As banks face an expanding array of threats and challenges, boards recognize the need to adapt their thinking. As a result, boards are increasingly taking a new approach to operational resilience.

The topic of operational resilience calls to mind internal planning efforts to address a list of everything that could go wrong: next-generation cyberattacks and data breaches, fraud, natural disasters and the economic shocks of inflation and interest rate changes. These critical issues all require careful board oversight of risk mitigation strategies.

But what about external, customer-driven disruptions? Customers now expect seamless digital banking services and omnichannel experiences. New fintech competitors are capable of providing these amenities and are grabbing market share from traditional banks. Many traditional banks aren’t keeping up. An eye-opening 95% of bank executives “believe their current outdated legacy systems and technological capabilities are unable to fully optimize their data for customer-centric growth strategies,” according to the World Retail Banking Report 2022.

These are existential challenges and they demand the same level of attention from the board as, say, cybersecurity. Bank boards should ask themselves: How can we remain relevant in this rapidly changing landscape?

Redefining Operational Resilience
As they wrestle with new challenges and demands, many board members are opening up to a new mindset and approach to operational resilience. Today, becoming an adaptable, resilient bank requires two intertwined, customer-focused objectives:

  • Remaining relevant to customers by offering new services and conveniences.
  • Maintaining customer trust by protecting their data and money and executing transactions securely.

This balanced approach means that operational resilience can be more broadly defined as a company’s ability to build confidence and trust in its capability to adapt to changing circumstances.

Addressing Operational Resilience
Bank boards – including their audit and risk committees – can incorporate this new approach to operational resilience into their oversight activities starting with these five steps.

1. Add value creation to the board’s mandate and mindset
Boards often focus heavily on oversight of traditional risk management and compliance: protecting value.

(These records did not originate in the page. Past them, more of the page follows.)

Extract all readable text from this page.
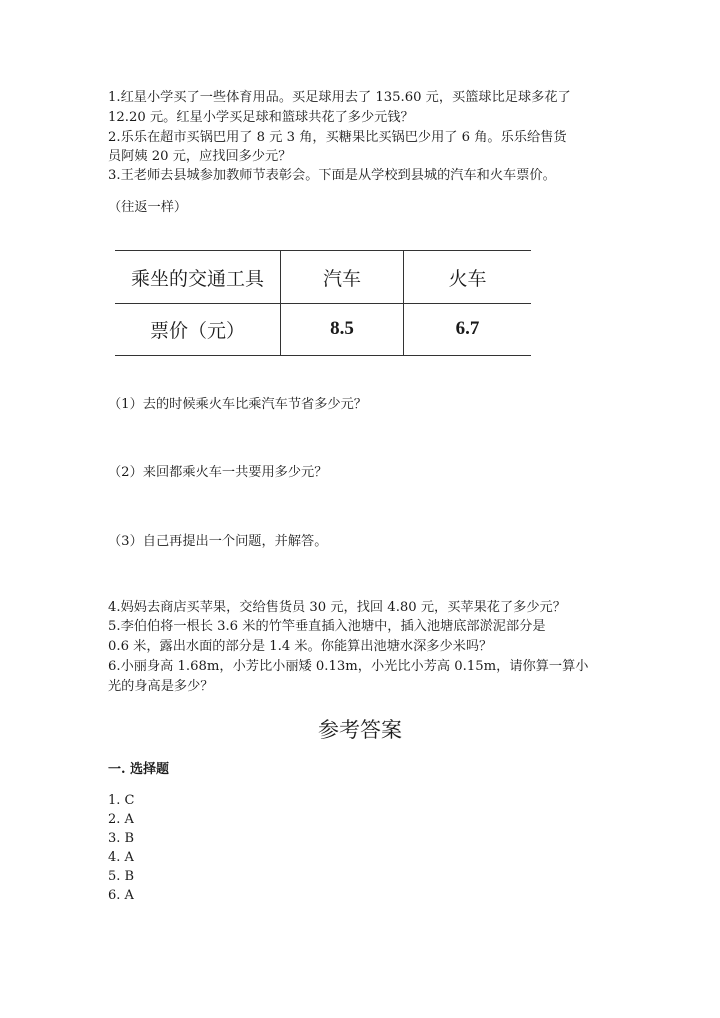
1.红星小学买了一些体育用品。买足球用去了 135.60 元，买篮球比足球多花了
12.20 元。红星小学买足球和篮球共花了多少元钱？
2.乐乐在超市买锅巴用了 8 元 3 角，买糖果比买锅巴少用了 6 角。乐乐给售货
员阿姨 20 元，应找回多少元？
3.王老师去县城参加教师节表彰会。下面是从学校到县城的汽车和火车票价。
（往返一样）
乘坐的交通工具	汽车	火车
票价（元）	8.5	6.7
（1）去的时候乘火车比乘汽车节省多少元？
（2）来回都乘火车一共要用多少元？
（3）自己再提出一个问题，并解答。
4.妈妈去商店买苹果，交给售货员 30 元，找回 4.80 元，买苹果花了多少元？
5.李伯伯将一根长 3.6 米的竹竿垂直插入池塘中，插入池塘底部淤泥部分是
0.6 米，露出水面的部分是 1.4 米。你能算出池塘水深多少米吗？
6.小丽身高 1.68m，小芳比小丽矮 0.13m，小光比小芳高 0.15m，请你算一算小
光的身高是多少？
参考答案
一. 选择题
1. C
2. A
3. B
4. A
5. B
6. A
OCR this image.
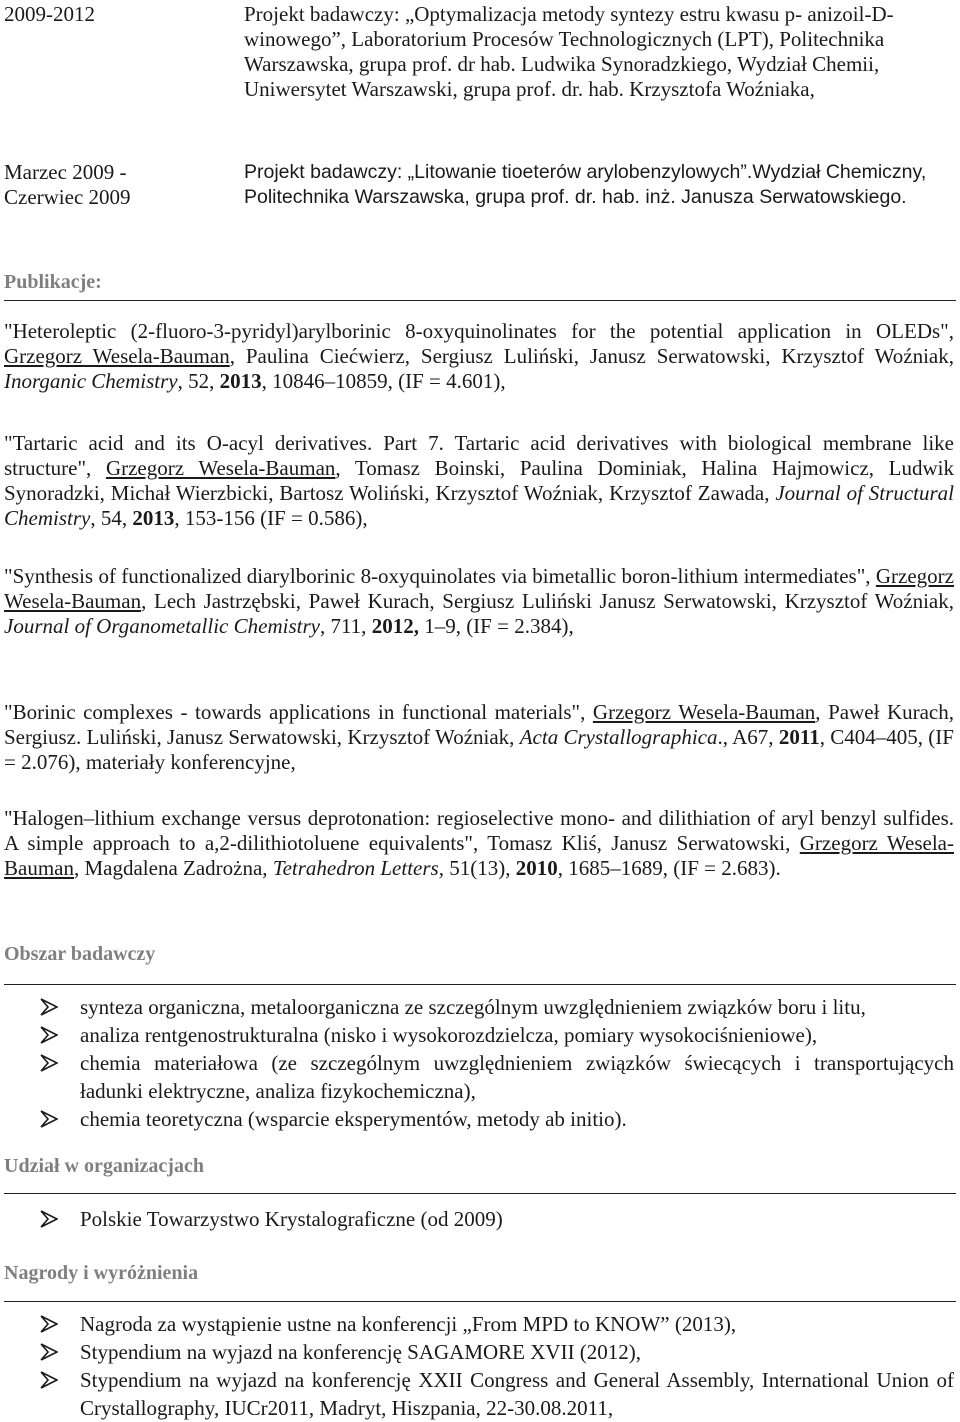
2009-2012	Projekt badawczy: „Optymalizacja metody syntezy estru kwasu p- anizoil-D-winowego”, Laboratorium Procesów Technologicznych (LPT), Politechnika Warszawska, grupa prof. dr hab. Ludwika Synoradzkiego, Wydział Chemii, Uniwersytet Warszawski, grupa prof. dr. hab. Krzysztofa Woźniaka,
Marzec 2009 -
Czerwiec 2009
Projekt badawczy: „Litowanie tioeterów arylobenzylowych”.Wydział Chemiczny, Politechnika Warszawska, grupa prof. dr. hab. inż. Janusza Serwatowskiego.
Publikacje:
"Heteroleptic (2-fluoro-3-pyridyl)arylborinic 8-oxyquinolinates for the potential application in OLEDs", Grzegorz Wesela-Bauman, Paulina Ciećwierz, Sergiusz Luliński, Janusz Serwatowski, Krzysztof Woźniak, Inorganic Chemistry, 52, 2013, 10846–10859, (IF = 4.601),
"Tartaric acid and its O-acyl derivatives. Part 7. Tartaric acid derivatives with biological membrane like structure", Grzegorz Wesela-Bauman, Tomasz Boinski, Paulina Dominiak, Halina Hajmowicz, Ludwik Synoradzki, Michał Wierzbicki, Bartosz Woliński, Krzysztof Woźniak, Krzysztof Zawada, Journal of Structural Chemistry, 54, 2013, 153-156 (IF = 0.586),
"Synthesis of functionalized diarylborinic 8-oxyquinolates via bimetallic boron-lithium intermediates", Grzegorz Wesela-Bauman, Lech Jastrzębski, Paweł Kurach, Sergiusz Luliński Janusz Serwatowski, Krzysztof Woźniak, Journal of Organometallic Chemistry, 711, 2012, 1–9, (IF = 2.384),
"Borinic complexes - towards applications in functional materials", Grzegorz Wesela-Bauman, Paweł Kurach, Sergiusz. Luliński, Janusz Serwatowski, Krzysztof Woźniak, Acta Crystallographica., A67, 2011, C404–405, (IF = 2.076), materiały konferencyjne,
"Halogen–lithium exchange versus deprotonation: regioselective mono- and dilithiation of aryl benzyl sulfides. A simple approach to a,2-dilithiotoluene equivalents", Tomasz Kliś, Janusz Serwatowski, Grzegorz Wesela-Bauman, Magdalena Zadrożna, Tetrahedron Letters, 51(13), 2010, 1685–1689, (IF = 2.683).
Obszar badawczy
synteza organiczna, metaloorganiczna ze szczególnym uwzględnieniem związków boru i litu,
analiza rentgenostrukturalna (nisko i wysokorozdzielcza, pomiary wysokociśnieniowe),
chemia materiałowa (ze szczególnym uwzględnieniem związków świecących i transportujących ładunki elektryczne, analiza fizykochemiczna),
chemia teoretyczna (wsparcie eksperymentów, metody ab initio).
Udział w organizacjach
Polskie Towarzystwo Krystalograficzne (od 2009)
Nagrody i wyróżnienia
Nagroda za wystąpienie ustne na konferencji „From MPD to KNOW” (2013),
Stypendium na wyjazd na konferencję SAGAMORE XVII (2012),
Stypendium na wyjazd na konferencję XXII Congress and General Assembly, International Union of Crystallography, IUCr2011, Madryt, Hiszpania, 22-30.08.2011,
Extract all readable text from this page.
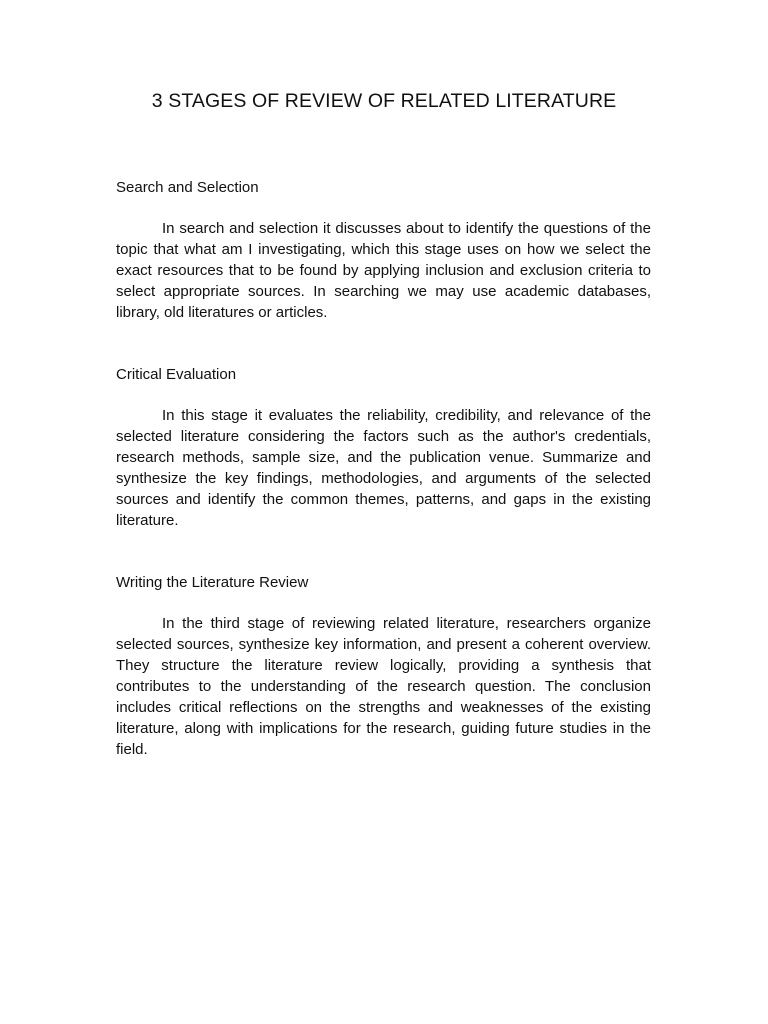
3 STAGES OF REVIEW OF RELATED LITERATURE
Search and Selection

In search and selection it discusses about to identify the questions of the topic that what am I investigating, which this stage uses on how we select the exact resources that to be found by applying inclusion and exclusion criteria to select appropriate sources. In searching we may use academic databases, library, old literatures or articles.

Critical Evaluation

In this stage it evaluates the reliability, credibility, and relevance of the selected literature considering the factors such as the author's credentials, research methods, sample size, and the publication venue. Summarize and synthesize the key findings, methodologies, and arguments of the selected sources and identify the common themes, patterns, and gaps in the existing literature.

Writing the Literature Review

In the third stage of reviewing related literature, researchers organize selected sources, synthesize key information, and present a coherent overview. They structure the literature review logically, providing a synthesis that contributes to the understanding of the research question. The conclusion includes critical reflections on the strengths and weaknesses of the existing literature, along with implications for the research, guiding future studies in the field.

But they also should take more responsibility for creating value and guiding bank strategies to evolve services and compete with financial services startups. Both activities contribute to increased operational resilience.

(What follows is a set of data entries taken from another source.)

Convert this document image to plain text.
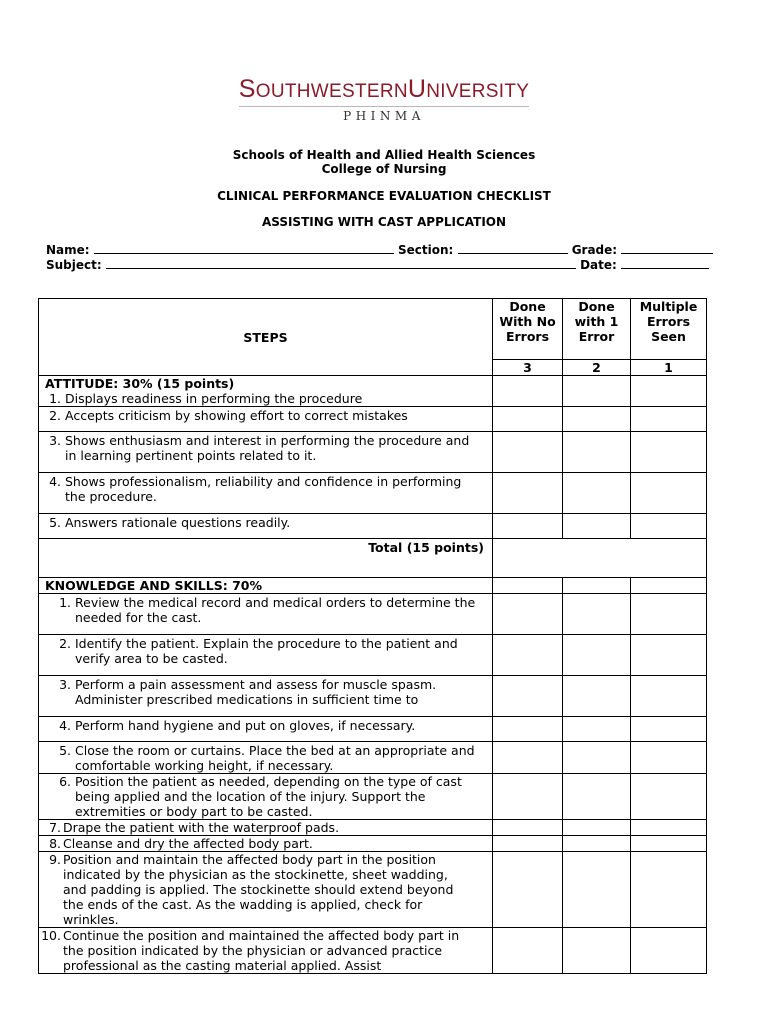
SOUTHWESTERNUNIVERSITY
PHINMA
Schools of Health and Allied Health Sciences
College of Nursing
CLINICAL PERFORMANCE EVALUATION CHECKLIST
ASSISTING WITH CAST APPLICATION
Name:	Section:	Grade:
Subject:	Date:
STEPS	Done With No Errors	Done with 1 Error	Multiple Errors Seen
	3	2	1
ATTITUDE: 30% (15 points)			
1. Displays readiness in performing the procedure			
2. Accepts criticism by showing effort to correct mistakes			
3. Shows enthusiasm and interest in performing the procedure and in learning pertinent points related to it.			
4. Shows professionalism, reliability and confidence in performing the procedure.			
5. Answers rationale questions readily.			
Total (15 points)			
KNOWLEDGE AND SKILLS: 70%			
1. Review the medical record and medical orders to determine the needed for the cast.			
2. Identify the patient. Explain the procedure to the patient and verify area to be casted.			
3. Perform a pain assessment and assess for muscle spasm. Administer prescribed medications in sufficient time to			
4. Perform hand hygiene and put on gloves, if necessary.			
5. Close the room or curtains. Place the bed at an appropriate and comfortable working height, if necessary.			
6. Position the patient as needed, depending on the type of cast being applied and the location of the injury. Support the extremities or body part to be casted.			
7. Drape the patient with the waterproof pads.			
8. Cleanse and dry the affected body part.			
9. Position and maintain the affected body part in the position indicated by the physician as the stockinette, sheet wadding, and padding is applied. The stockinette should extend beyond the ends of the cast. As the wadding is applied, check for wrinkles.			
10. Continue the position and maintained the affected body part in the position indicated by the physician or advanced practice professional as the casting material applied. Assist			
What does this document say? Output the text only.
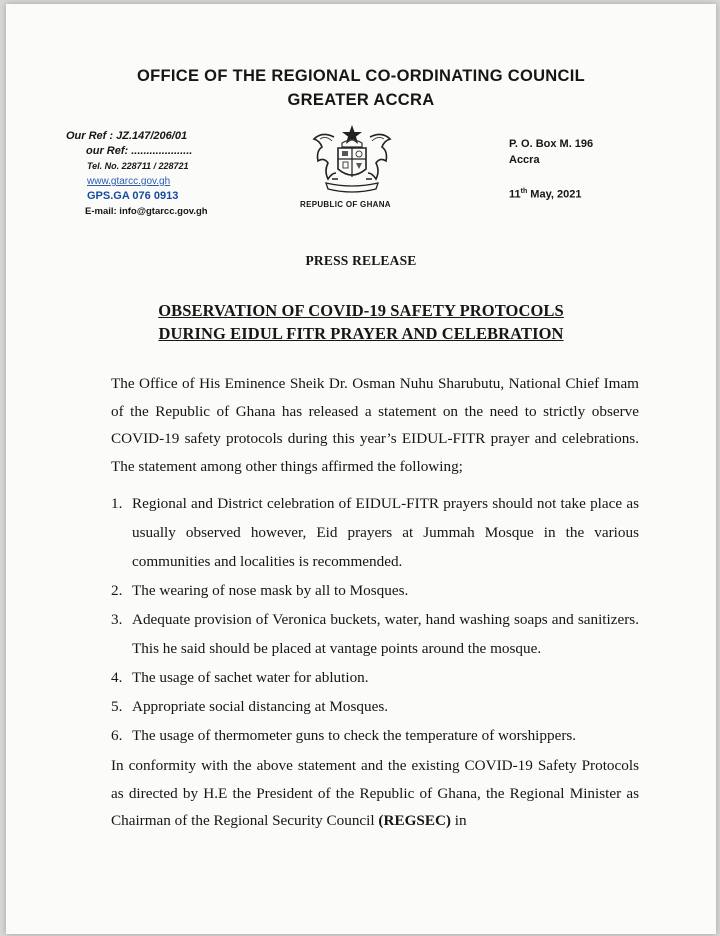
OFFICE OF THE REGIONAL CO-ORDINATING COUNCIL
GREATER ACCRA
Our Ref : JZ.147/206/01
our Ref: ....................
Tel. No. 228711 / 228721
www.gtarcc.gov.gh
GPS.GA 076 0913
E-mail: info@gtarcc.gov.gh
REPUBLIC OF GHANA
P. O. Box M. 196
Accra
11th May, 2021
PRESS RELEASE
OBSERVATION OF COVID-19 SAFETY PROTOCOLS
DURING EIDUL FITR PRAYER AND CELEBRATION

The Office of His Eminence Sheik Dr. Osman Nuhu Sharubutu, National Chief Imam of the Republic of Ghana has released a statement on the need to strictly observe COVID-19 safety protocols during this year’s EIDUL-FITR prayer and celebrations. The statement among other things affirmed the following;

1. Regional and District celebration of EIDUL-FITR prayers should not take place as usually observed however, Eid prayers at Jummah Mosque in the various communities and localities is recommended.
2. The wearing of nose mask by all to Mosques.
3. Adequate provision of Veronica buckets, water, hand washing soaps and sanitizers. This he said should be placed at vantage points around the mosque.
4. The usage of sachet water for ablution.
5. Appropriate social distancing at Mosques.
6. The usage of thermometer guns to check the temperature of worshippers.

In conformity with the above statement and the existing COVID-19 Safety Protocols as directed by H.E the President of the Republic of Ghana, the Regional Minister as Chairman of the Regional Security Council (REGSEC) in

2. Embrace a customer-centric point of view
Directors should approach both value protection and value creation from a customer perspective. That means working harder to understand customer needs and consider how any decision might affect customers. During board meetings, this customer focus can shape dialogues and influence the types of questions asked, even with seemingly internally focused topics. Board members also should make every attempt to connect with customers directly – for example, inviting them to board meetings to share their perspectives.

3. Allocate more time on the agenda for operational resilience
Boards rightly prioritize risk management on their meeting agendas, but competitive risks also should be part of those conversations. And risk-focused conversations should be balanced with discussions of strategy and value creation. These topics are essential to operational resilience, which means that board agendas might need to be restructured to allocate sufficient time for each.

4. Evaluate market conditions more frequently
Boards undertaking strategic planning only once a year might not be able to adapt quickly to changing economic conditions and customer needs. A more frequent cadence of market sensing is in order. For example, one bank board performs a quarterly exercise: Directors define the five most important external events that affect the current strategy and discuss any needed adjustments at board meetings.

5. Diversify board representation
Effective, dynamic boards prioritize diversity, equity and inclusion. A more diverse board offers a better understanding of the diverse needs of its customers. Establishing more female and minority representation – as well as generational diversity to include younger demographics – boards can bring fresh, diverse perspectives to discussions on value creation and customer relevance. Board members with varied professional backgrounds, beyond finance, also can enrich strategic discussions.

Disruption Is the New Normal
Over the past several years, banks have faced wave after wave of challenges and disruptions. But imagine that every disruption is a chance to improve the organization. Organizations that can do so embrace disruption, because they know they are resilient and can improve. Moving forward, the bank leaders who adopt an evolved, customer-centric approach to operational resilience – encompassing both risk management and value creation – are most likely to thrive.